Fisher and Neyman held different perspectives on the foundations of statistics :
- The interpretation of probability
- * The disagreement between Fisher's inductive reasoning and Neyman's inductive behavior reflected the Bayesian-Frequentist divide. Fisher was willing to revise his opinion based on calculated probability, while Neyman was more inclined to adjust his observable behavior based on computed costs.
- The appropriate formulation of scientific questions, with a particular focus on modelling
- Whether it is justifiable to reject a hypothesis based on a low probability without knowing the probability of an alternative
- Whether a hypothesis could ever be accepted based solely on data
- * In mathematics, deduction proves, while counter-examples disprove.
- * In the Popperian philosophy of science, progress is made when theories are disproven.
- Subjectivity: Although Fisher and Neyman endeavored to minimize subjectivity, they both acknowledged the significance of "good judgment." Each accused the other of subjectivity.
- * Fisher subjectively selected the null hypothesis.
- * Neyman-Pearson subjectively determined the criterion for selection.
- * Both subjectively established numeric thresholds.
Related history
In 1938, Neyman relocated to the West Coast of the United States of America, effectively ending his collaboration with Pearson and their work on hypothesis testing. Subsequent developments in the field were carried out by other researchers.By 1940, textbooks began presenting a hybrid approach that combined elements of significance testing and hypothesis testing. However, none of the main contributors were directly involved in the further development of the hybrid approach currently taught in introductory statistics.
Statistics subsequently branched out into various directions, including decision theory, Bayesian statistics, exploratory data analysis, robust statistics, and non-parametric statistics. Neyman-Pearson hypothesis testing made significant contributions to decision theory, which is widely employed, particularly in statistical quality control. Hypothesis testing also extended its applicability to incorporate prior probabilities, giving it a Bayesian character. While Neyman-Pearson hypothesis testing has evolved into an abstract mathematical subject taught at the post-graduate level, much of what is taught and used in undergraduate education under the umbrella of hypothesis testing can be attributed to Fisher.
Contemporary opinion
There have been no major conflicts between the two classical schools of testing in recent decades, although occasional criticism and disputes persist. However, it is highly unlikely that one theory of statistical testing will completely supplant the other in the foreseeable future.The hybrid approach, which combines elements from both competing schools of testing, can be interpreted in different ways. Some view it as an amalgamation of two mathematically complementary ideas, while others see it as a flawed union of philosophically incompatible concepts. Fisher's approach had certain philosophical advantages, while Neyman and Pearson emphasized rigorous mathematics. Hypothesis testing remains a subject of controversy for some users, but the most widely accepted alternative method, confidence intervals, is based on the same mathematical principles.

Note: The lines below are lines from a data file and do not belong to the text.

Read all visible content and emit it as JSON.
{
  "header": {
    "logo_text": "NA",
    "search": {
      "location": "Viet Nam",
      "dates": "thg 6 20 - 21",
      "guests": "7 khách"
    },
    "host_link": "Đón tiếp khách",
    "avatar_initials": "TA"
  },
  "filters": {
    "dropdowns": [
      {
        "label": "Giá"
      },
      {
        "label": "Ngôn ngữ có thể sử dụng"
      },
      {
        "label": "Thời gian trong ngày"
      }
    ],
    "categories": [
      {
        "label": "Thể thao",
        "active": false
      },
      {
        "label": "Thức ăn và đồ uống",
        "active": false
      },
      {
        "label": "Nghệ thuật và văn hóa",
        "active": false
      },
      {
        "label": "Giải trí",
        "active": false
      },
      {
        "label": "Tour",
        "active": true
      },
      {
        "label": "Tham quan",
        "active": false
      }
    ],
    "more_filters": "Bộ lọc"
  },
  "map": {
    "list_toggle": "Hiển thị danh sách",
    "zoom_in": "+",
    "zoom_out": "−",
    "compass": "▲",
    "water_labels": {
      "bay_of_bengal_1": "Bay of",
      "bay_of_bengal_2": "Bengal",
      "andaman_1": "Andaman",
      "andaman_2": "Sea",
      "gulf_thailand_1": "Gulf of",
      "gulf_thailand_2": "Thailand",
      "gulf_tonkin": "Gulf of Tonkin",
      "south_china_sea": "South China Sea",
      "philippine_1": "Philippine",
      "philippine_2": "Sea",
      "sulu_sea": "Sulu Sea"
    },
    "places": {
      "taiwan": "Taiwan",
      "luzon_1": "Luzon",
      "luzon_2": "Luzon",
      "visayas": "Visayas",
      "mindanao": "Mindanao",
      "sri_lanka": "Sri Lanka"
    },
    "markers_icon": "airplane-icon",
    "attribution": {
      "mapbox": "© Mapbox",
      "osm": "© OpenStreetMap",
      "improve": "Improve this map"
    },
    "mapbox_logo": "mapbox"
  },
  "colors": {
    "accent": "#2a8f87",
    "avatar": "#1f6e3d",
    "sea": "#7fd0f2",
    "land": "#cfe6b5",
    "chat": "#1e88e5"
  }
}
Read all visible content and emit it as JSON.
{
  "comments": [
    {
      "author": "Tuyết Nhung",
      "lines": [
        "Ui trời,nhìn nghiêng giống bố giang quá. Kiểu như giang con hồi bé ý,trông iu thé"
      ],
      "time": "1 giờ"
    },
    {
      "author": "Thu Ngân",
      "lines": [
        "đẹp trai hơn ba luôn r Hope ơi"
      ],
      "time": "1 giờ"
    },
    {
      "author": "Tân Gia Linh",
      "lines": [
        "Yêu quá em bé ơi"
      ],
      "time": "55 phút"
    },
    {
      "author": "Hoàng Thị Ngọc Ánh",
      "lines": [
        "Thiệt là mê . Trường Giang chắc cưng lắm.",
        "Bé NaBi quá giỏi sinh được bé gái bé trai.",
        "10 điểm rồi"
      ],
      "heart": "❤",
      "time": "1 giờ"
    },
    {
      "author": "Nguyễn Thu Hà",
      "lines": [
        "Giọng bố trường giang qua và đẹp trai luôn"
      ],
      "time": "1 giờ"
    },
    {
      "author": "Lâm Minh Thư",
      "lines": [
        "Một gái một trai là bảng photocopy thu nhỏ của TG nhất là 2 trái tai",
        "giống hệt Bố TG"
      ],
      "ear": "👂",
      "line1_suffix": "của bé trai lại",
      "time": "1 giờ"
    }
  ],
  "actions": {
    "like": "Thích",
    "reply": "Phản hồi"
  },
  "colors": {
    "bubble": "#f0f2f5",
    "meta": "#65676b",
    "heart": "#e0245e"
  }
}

Due to the historical development of testing, there is no single authoritative source that fully encompasses the hybrid theory as it is commonly practiced in statistics. Additionally, the terminology used in this context may lack consistency. Empirical evidence indicates that individuals, including students and instructors in introductory statistics courses, often have a limited understanding of the meaning of hypothesis testing.